Em outro terreiro, muito menos rançoso, considera-se esse desfilar de personalidades do topo da pirâmide política mundial em nossa praia como uma busca diplomática de uma relação com um novo país chamado Brasil. Conhecer um exitoso projeto de governo e plantar relações de troca diante de um mundo multipolar. No caso dos EUA, pela leitura dos seus próprios especialistas¹, Hillary vem tentar corrigir seu pedantismo inicial de julgar ainda ser nossa região um quintal dos EUA², esquecendo justamente a multipolaridade em que o mundo se transformou. Sua nova postura sem a arrogância de sempre frustra nossos conterrâneos, portadores do rodriguiano complexo de vira-latas.

Não há o que discutir com relação a Cuba e ao Irã, a não ser que se aceite discutir as propostas brasileiras de fim do maldito bloqueio contra o povo cubano e de uma solução diplomática para os iranianos. Sem as botas sujas de sangue dos Estados Unidos. E se quiserem discutir direitos humanos, que se comece pelo gueto de Gaza, com o povo palestino sufocados pelo sionismo de estado; pela base de Gantanamo e as prisões clandestinas estadunidenses mundo afora, onde se faz pós-graduação em tortura; pelo Afeganistão, onde se despeja bombas sobre hospitais e escolas; pela Colômbia, onde um governo sustentado pelo tráfico de drogas, assassina em massa camponeses e lideranças sindicais.

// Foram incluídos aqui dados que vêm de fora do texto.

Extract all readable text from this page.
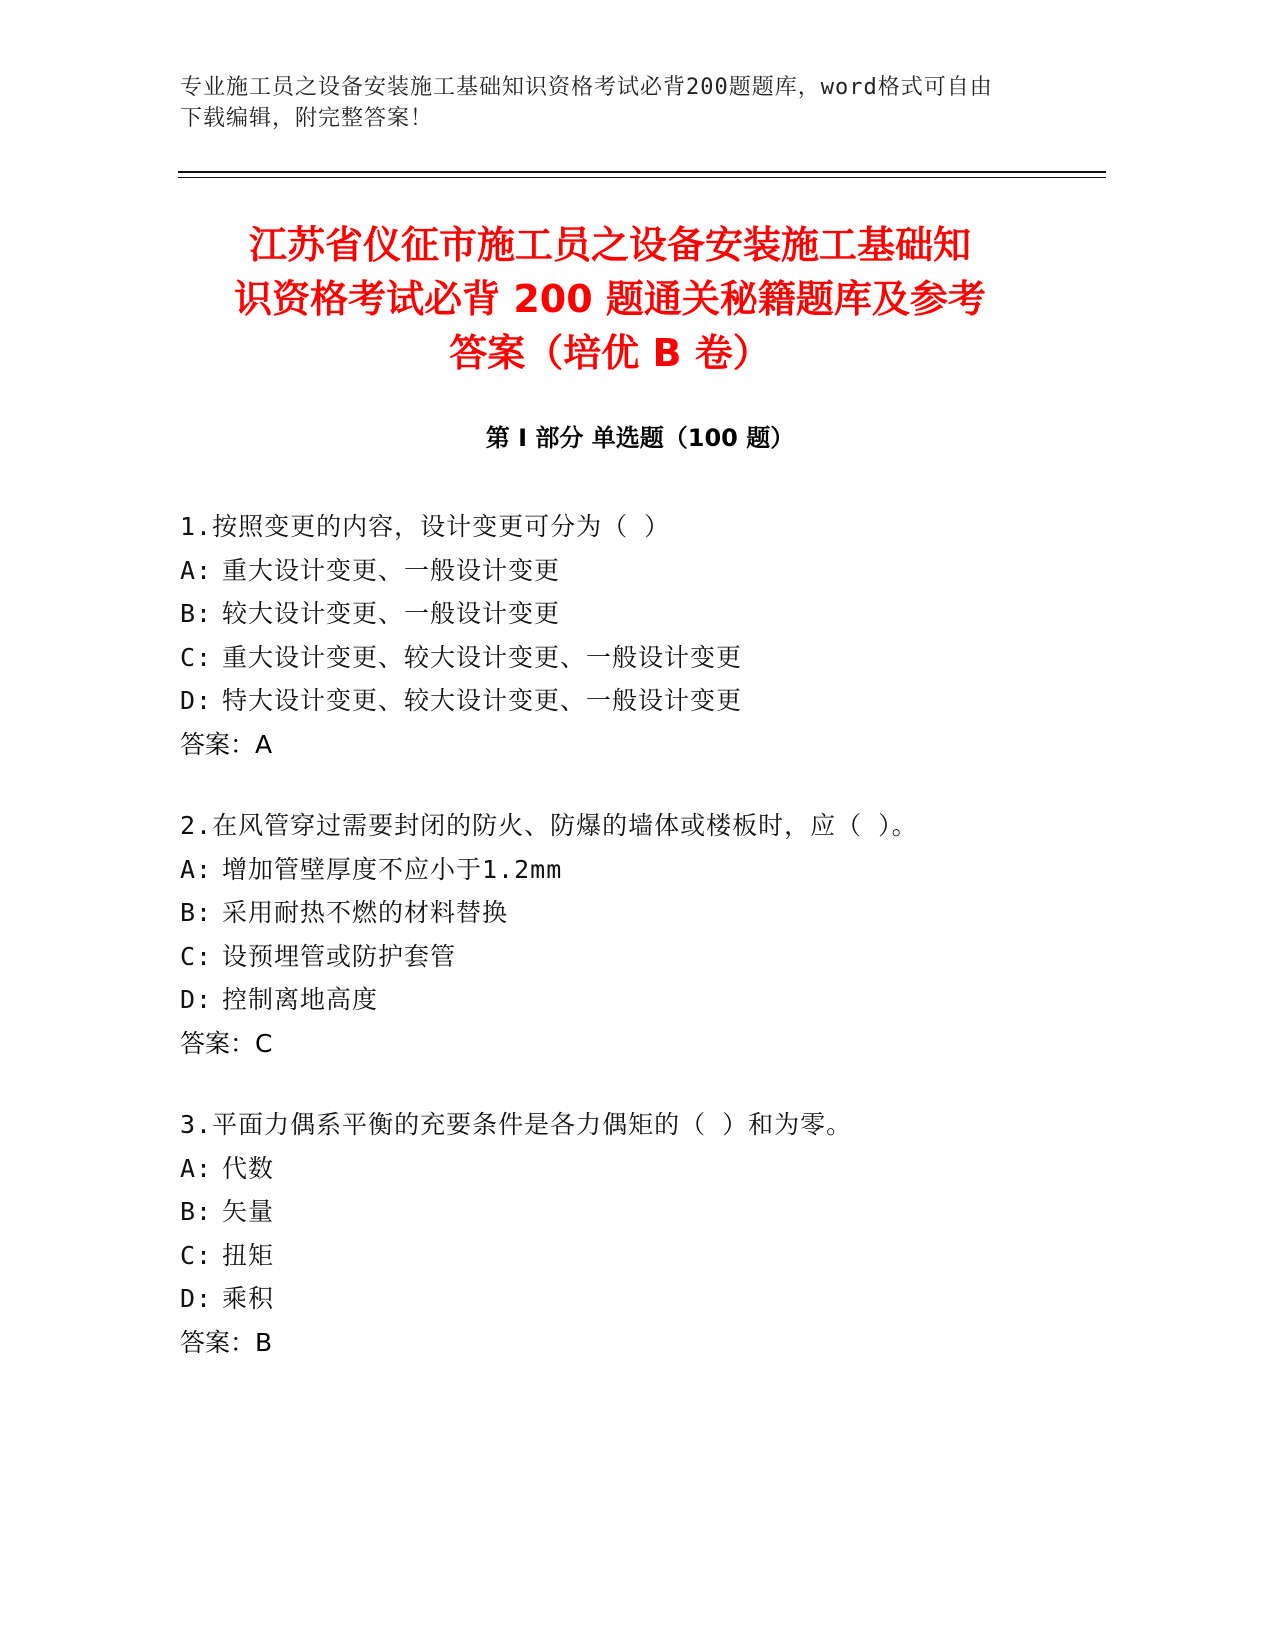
专业施工员之设备安装施工基础知识资格考试必背200题题库，word格式可自由
下载编辑，附完整答案！
江苏省仪征市施工员之设备安装施工基础知
识资格考试必背 200 题通关秘籍题库及参考
答案（培优 B 卷）
第 I 部分 单选题（100 题）
1.按照变更的内容，设计变更可分为（ ）
A: 重大设计变更、一般设计变更
B: 较大设计变更、一般设计变更
C: 重大设计变更、较大设计变更、一般设计变更
D: 特大设计变更、较大设计变更、一般设计变更
答案：A
2.在风管穿过需要封闭的防火、防爆的墙体或楼板时，应（ ）。
A: 增加管壁厚度不应小于1.2mm
B: 采用耐热不燃的材料替换
C: 设预埋管或防护套管
D: 控制离地高度
答案：C
3.平面力偶系平衡的充要条件是各力偶矩的（ ）和为零。
A: 代数
B: 矢量
C: 扭矩
D: 乘积
答案：B
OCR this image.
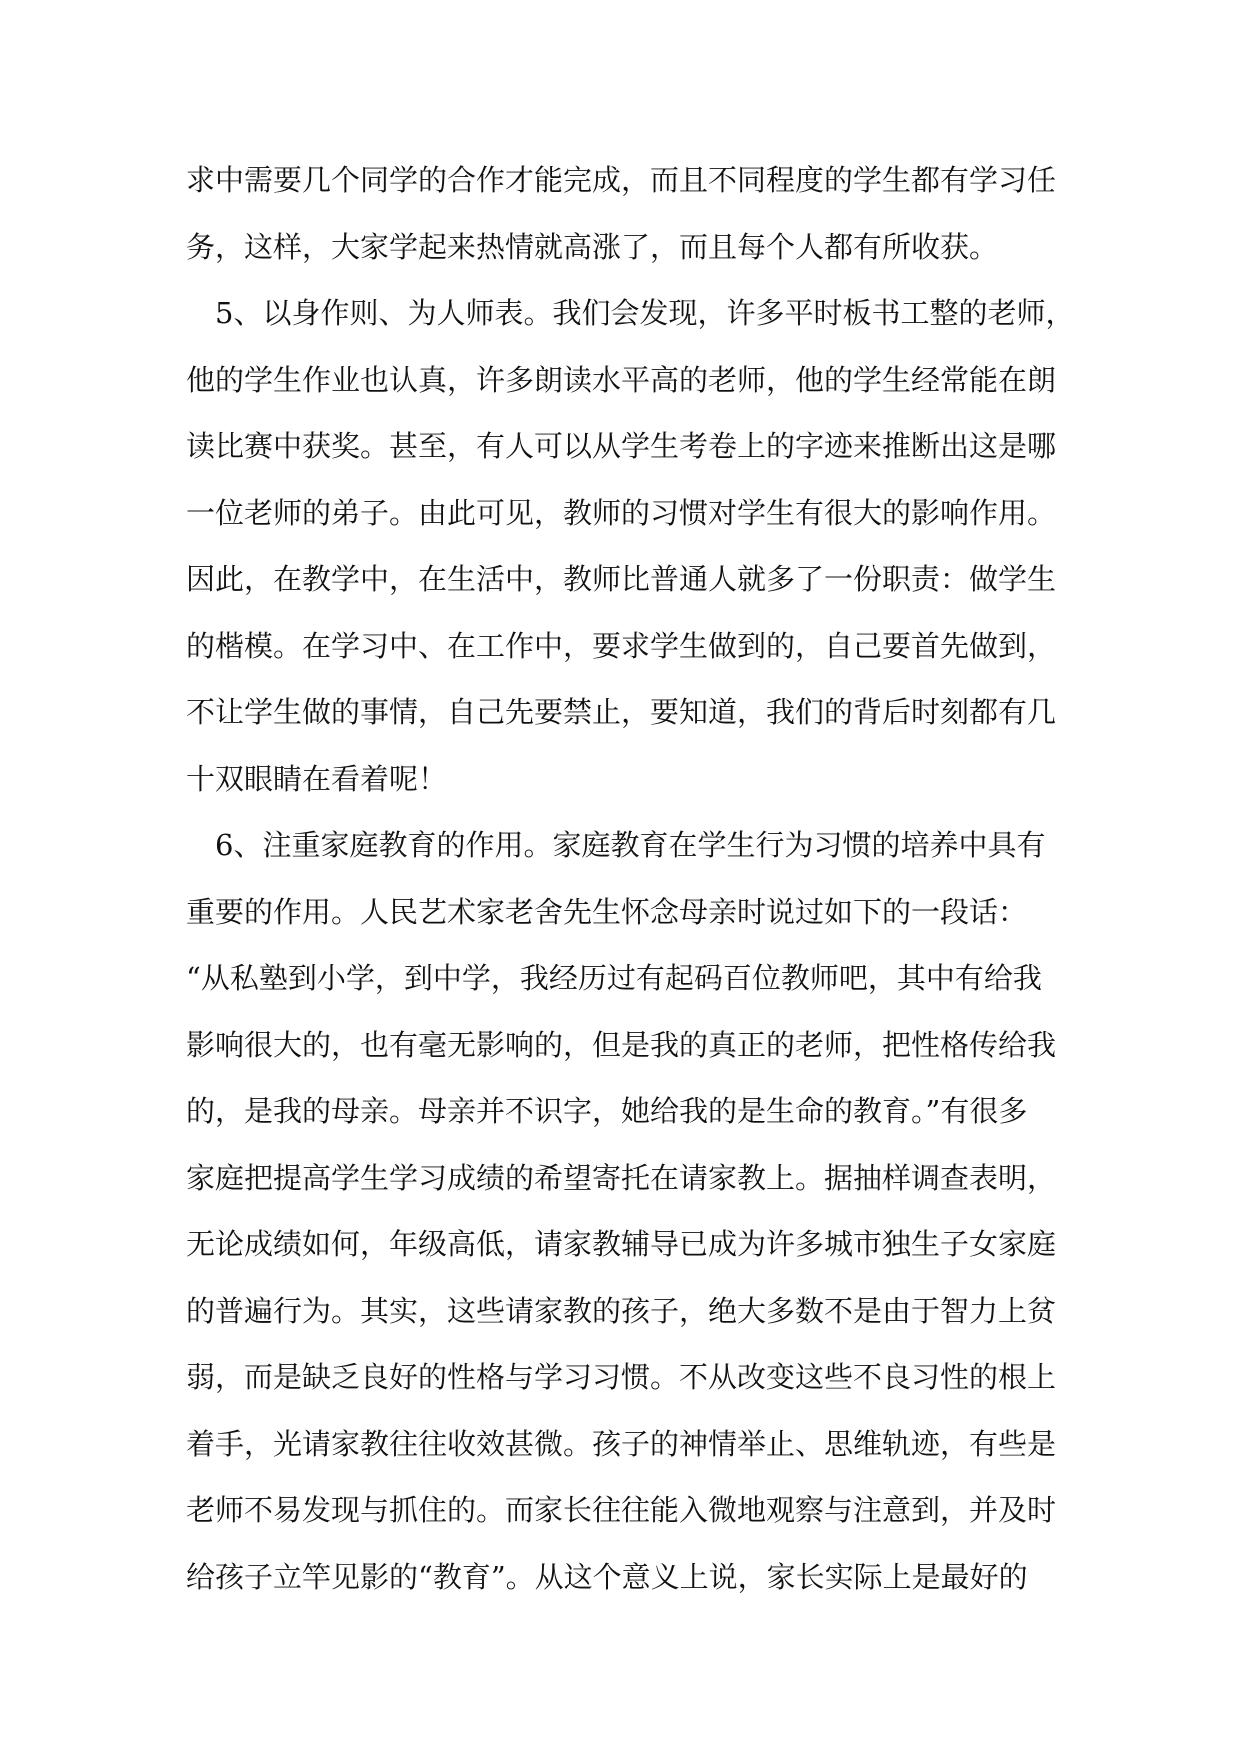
求中需要几个同学的合作才能完成，而且不同程度的学生都有学习任
务，这样，大家学起来热情就高涨了，而且每个人都有所收获。
　5、以身作则、为人师表。我们会发现，许多平时板书工整的老师，
他的学生作业也认真，许多朗读水平高的老师，他的学生经常能在朗
读比赛中获奖。甚至，有人可以从学生考卷上的字迹来推断出这是哪
一位老师的弟子。由此可见，教师的习惯对学生有很大的影响作用。
因此，在教学中，在生活中，教师比普通人就多了一份职责：做学生
的楷模。在学习中、在工作中，要求学生做到的，自己要首先做到，
不让学生做的事情，自己先要禁止，要知道，我们的背后时刻都有几
十双眼睛在看着呢！
　6、注重家庭教育的作用。家庭教育在学生行为习惯的培养中具有
重要的作用。人民艺术家老舍先生怀念母亲时说过如下的一段话：
“从私塾到小学，到中学，我经历过有起码百位教师吧，其中有给我
影响很大的，也有毫无影响的，但是我的真正的老师，把性格传给我
的，是我的母亲。母亲并不识字，她给我的是生命的教育。”有很多
家庭把提高学生学习成绩的希望寄托在请家教上。据抽样调查表明，
无论成绩如何，年级高低，请家教辅导已成为许多城市独生子女家庭
的普遍行为。其实，这些请家教的孩子，绝大多数不是由于智力上贫
弱，而是缺乏良好的性格与学习习惯。不从改变这些不良习性的根上
着手，光请家教往往收效甚微。孩子的神情举止、思维轨迹，有些是
老师不易发现与抓住的。而家长往往能入微地观察与注意到，并及时
给孩子立竿见影的“教育”。从这个意义上说，家长实际上是最好的
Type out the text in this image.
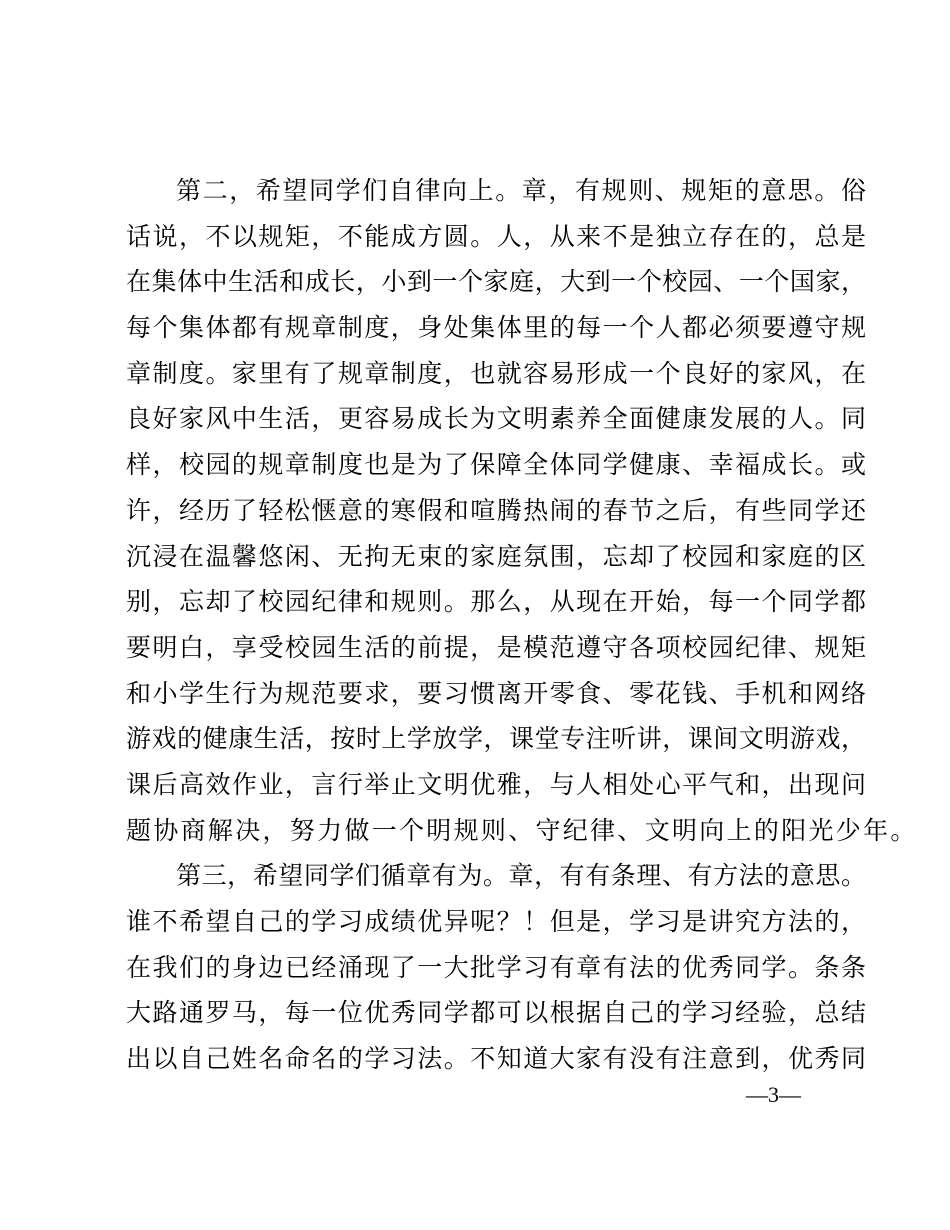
第二，希望同学们自律向上。章，有规则、规矩的意思。俗
话说，不以规矩，不能成方圆。人，从来不是独立存在的，总是
在集体中生活和成长，小到一个家庭，大到一个校园、一个国家，
每个集体都有规章制度，身处集体里的每一个人都必须要遵守规
章制度。家里有了规章制度，也就容易形成一个良好的家风，在
良好家风中生活，更容易成长为文明素养全面健康发展的人。同
样，校园的规章制度也是为了保障全体同学健康、幸福成长。或
许，经历了轻松惬意的寒假和喧腾热闹的春节之后，有些同学还
沉浸在温馨悠闲、无拘无束的家庭氛围，忘却了校园和家庭的区
别，忘却了校园纪律和规则。那么，从现在开始，每一个同学都
要明白，享受校园生活的前提，是模范遵守各项校园纪律、规矩
和小学生行为规范要求，要习惯离开零食、零花钱、手机和网络
游戏的健康生活，按时上学放学，课堂专注听讲，课间文明游戏，
课后高效作业，言行举止文明优雅，与人相处心平气和，出现问
题协商解决，努力做一个明规则、守纪律、文明向上的阳光少年。
第三，希望同学们循章有为。章，有有条理、有方法的意思。
谁不希望自己的学习成绩优异呢？！但是，学习是讲究方法的，
在我们的身边已经涌现了一大批学习有章有法的优秀同学。条条
大路通罗马，每一位优秀同学都可以根据自己的学习经验，总结
出以自己姓名命名的学习法。不知道大家有没有注意到，优秀同
—3—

Afinal, o perigo atômico de Ahmadinejad, feita pela “comunidade internacional”, mais parece o perigo das armas de destruição em massa que justificaram a destruição de um país como o Iraque, um dos berços da civilização mundial, como o Irã. Por outro lado, não se vê essa mesma “comunidade” cobrar dos seus, como os Estados Unidos, o cinqüentenário compromisso com o desarmamento nuclear. Washington não dá o menor passo para diminuir seu estoque de ogivas nucleares e ainda estimula os projetos de bombas nucleares em Israel, Paquistão, Índia. E mais; espalham seus artefatos bélicos e disseminam muita discórdia no mundo árabe³. E outros mundos.